Mülk sahipleri: Tarım arazilerine sahip olan, aynı zamanda ticaret ve devlet görevlerinde bulunan çoğunlukla köylerde yaşayan kişilerden oluşur.
Çiftçi sınıfı: Çiftçilerin kendi topraklarında veya sahiplerinin topraklarında çiftçilik yaptıkları, az toprağı olan çiftçiler ve topraksız çiftçiler sınıflarına ayrılır.
Burjuvazi veya kapitalist sınıf: Ülkenin iç ve dış düzeyinde ihracat ve ithalat ve çeşitli ticaretler yaparak ülkenin ekonomik ve politik yaşamında önemli rol oynayan tüccar ve sanayicileri içerir.
İşçi sınıfı: Fabrikalarda ve endüstriyel atölyelerde çalışmaktadır ve ülkede sanayinin gelişmesinde büyük etkisi vardır.
Kentsel orta sınıf: Okul ve üniversite profesörlerini, devlet görevlilerini ve çalışanlarını, aydın grupları, sivil aktivistleri, tüccarları, esnafları, sanayicileri vb. içerir.
Din adamları: Afganistan’da din adamları yüksek bir konuma sahiptir ve bu kişiler camilerde ve okullarda öğretmenlik yapmaktadırlar ve ayrıca dini ve adli işlerde önemli rol almaktadır.
Genel olarak bakıldığında, Afganistan’ın geleneksel bir sosyal yapıya sahip olduğu ve geleneksel grupların çoğunun kendilerini İslami şeriat kurallarına bağlı olarak gördükleri ve bir dizi örf, adet, geleneksel yöntem ve kabul görmüş ritüellere sahip oldukları söylenebilir. Bu grupların ana unsurları; muhafazakârlar, din alimleri, kabile alimleri ve kabile reislerinden oluşmaktadır aynı zamanda iktidarda önemli rol oynamaktadır. Geleneksel gruplar arasındaki aile ilişkilerinin çok derin olmasından dolayı bazı yerlerde aile üyelerinin; dede, nine ve tüm erkek kardeşler ve aile bireyleri aynı evde veya aynı mahallede yaşarlar.
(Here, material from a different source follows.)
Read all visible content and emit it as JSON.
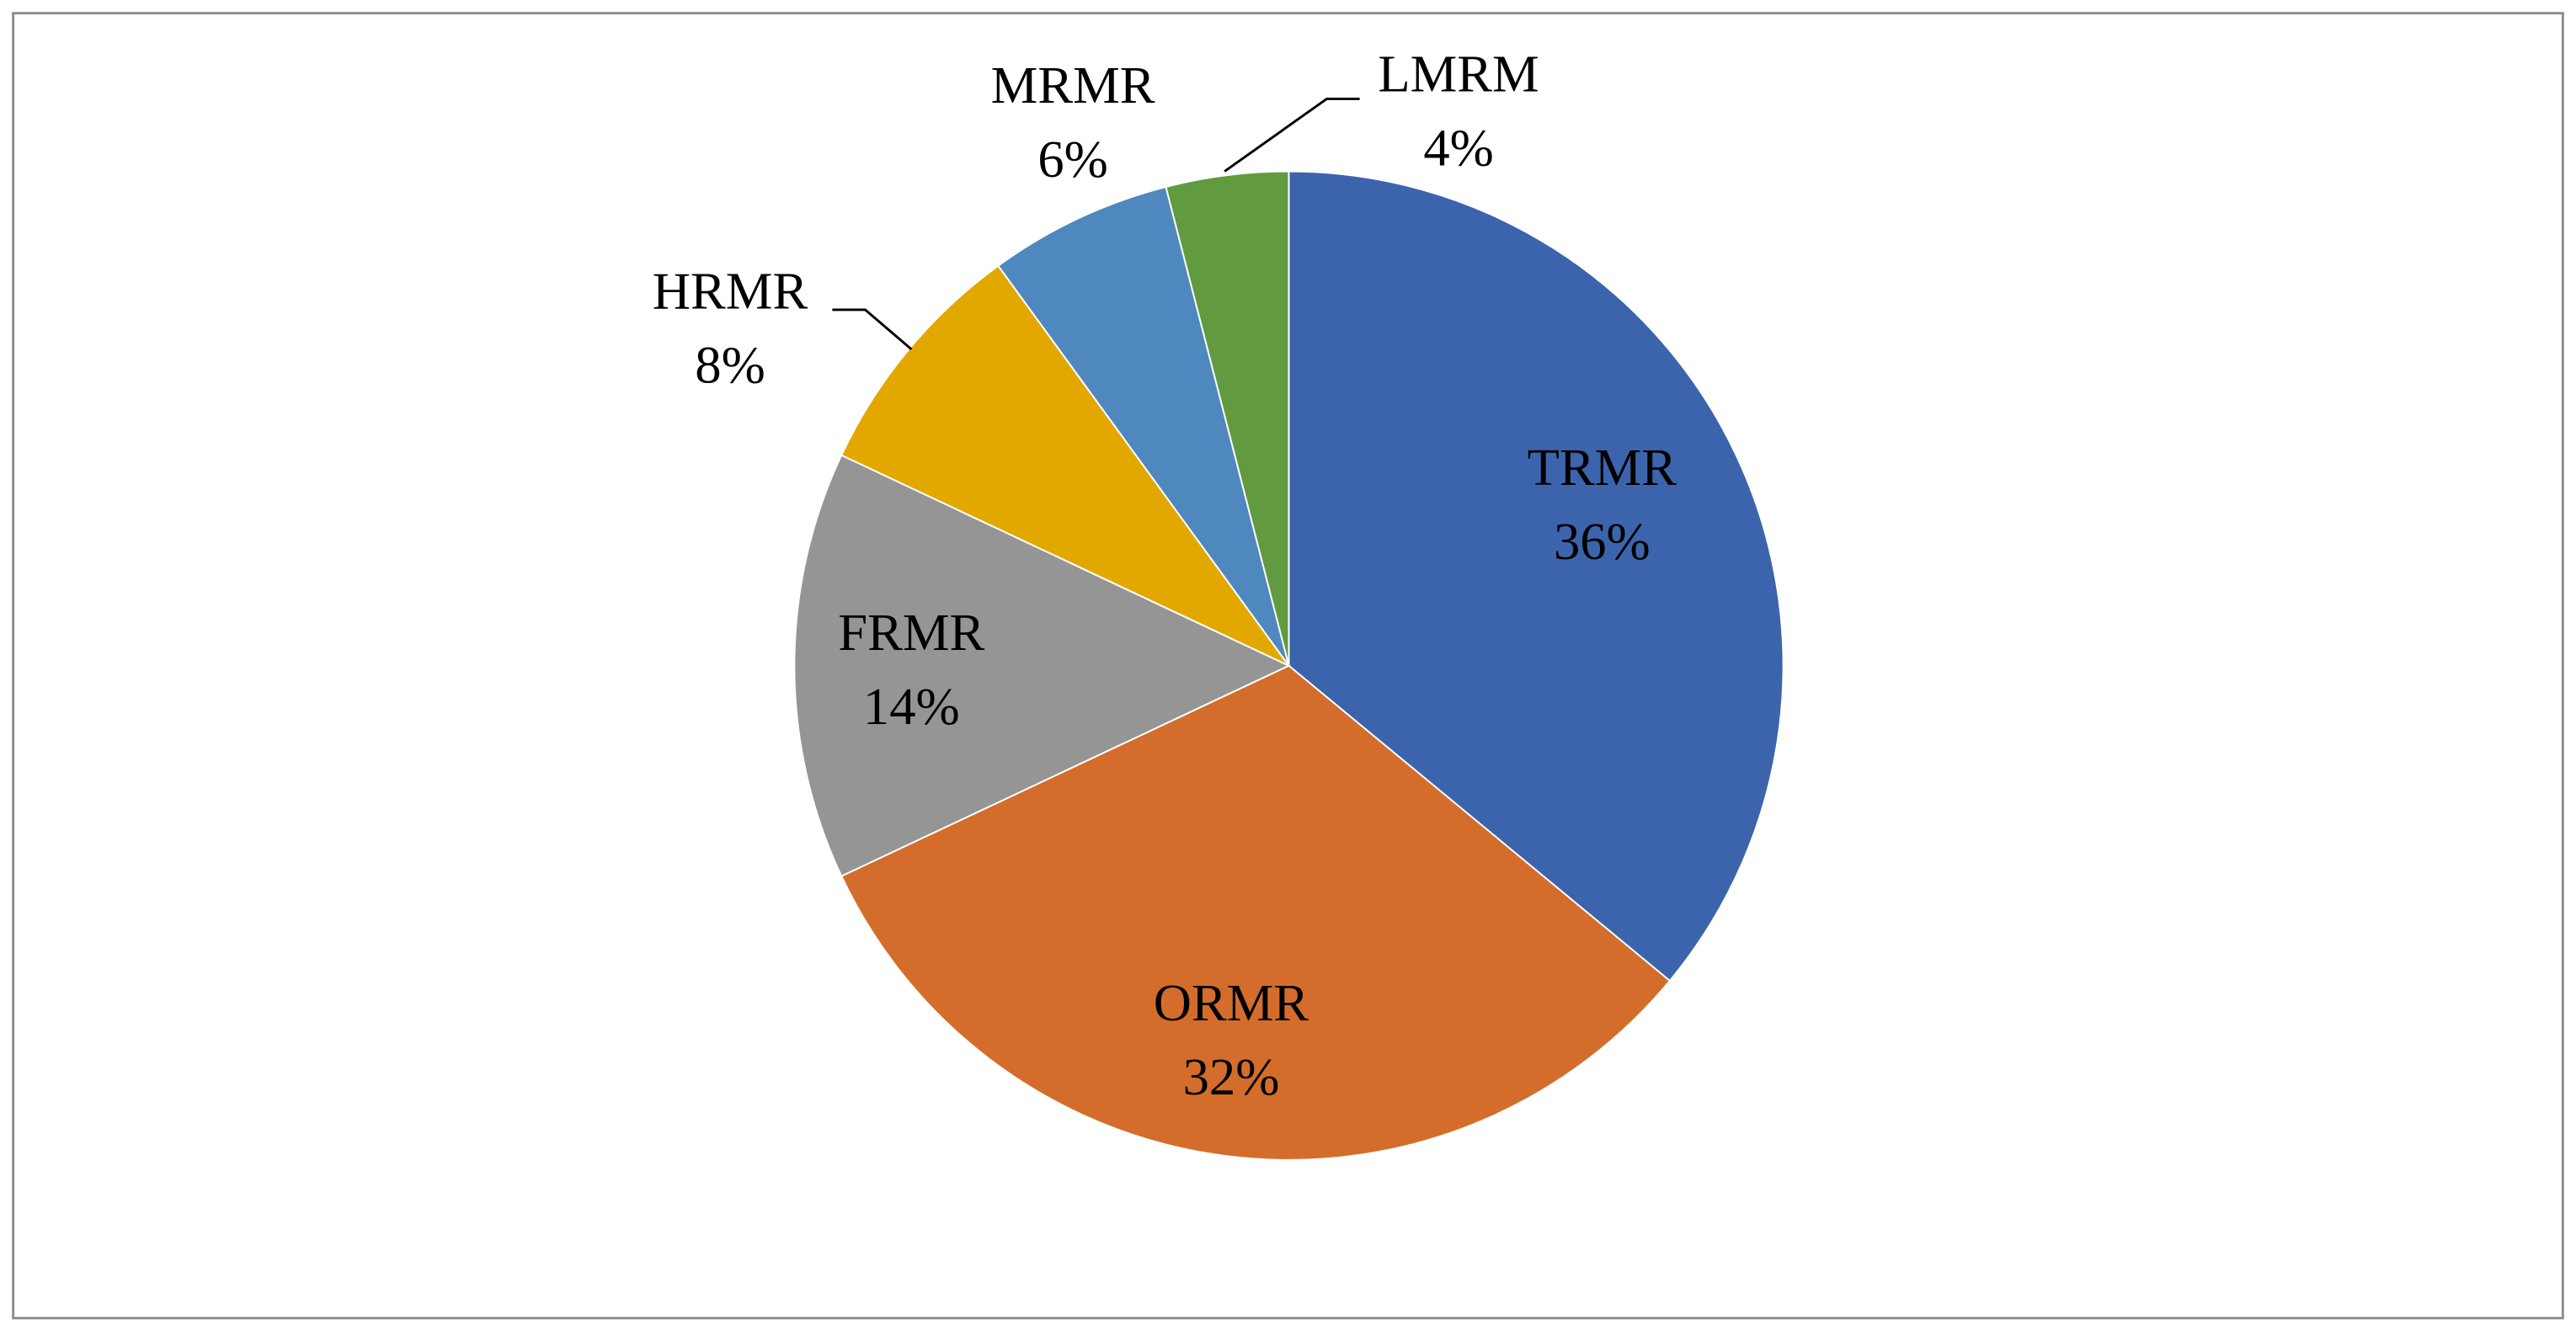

Bu gruplar arasındaki aile sistemi erkek merkezli sisteme dayanmaktadır. Ev işlerinde kadının, dış işlerde ve köy çevresinde ailenin merkezini baba ve dedenin, kabile çevresinde ise toplumun merkezini Malik ve Han oluşturmaktadır. Evlilikler geleneksel şekilde ve her iki tarafın ailelerinin anlaşması ile yapılır ve yakın akrabalar ile etnik veya grup içi evliliklere daha fazla önem verilir.
Afganistan’daki kabile yaşam sistemini anlatan Jirga, kökeni eskiye dayanan bir gelenektir. Özellikle Peştun ve göçebe bölgelerinde popüler bir yöntem olarak kabul edilir. Peştunlar, Jirga aracılığıyla aşiretin iç işlerini, sosyal ve ailevi sorunlarını büyüklerin, köy liderlerinin ve din bilginlerinin tavsiyeleriyle inceler ve çözerler. Jirga, kabile üyelerinin katılımıyla gerçekleşen bir süreçtir ve toplumsal kararların alınmasında önemli bir rol oynar.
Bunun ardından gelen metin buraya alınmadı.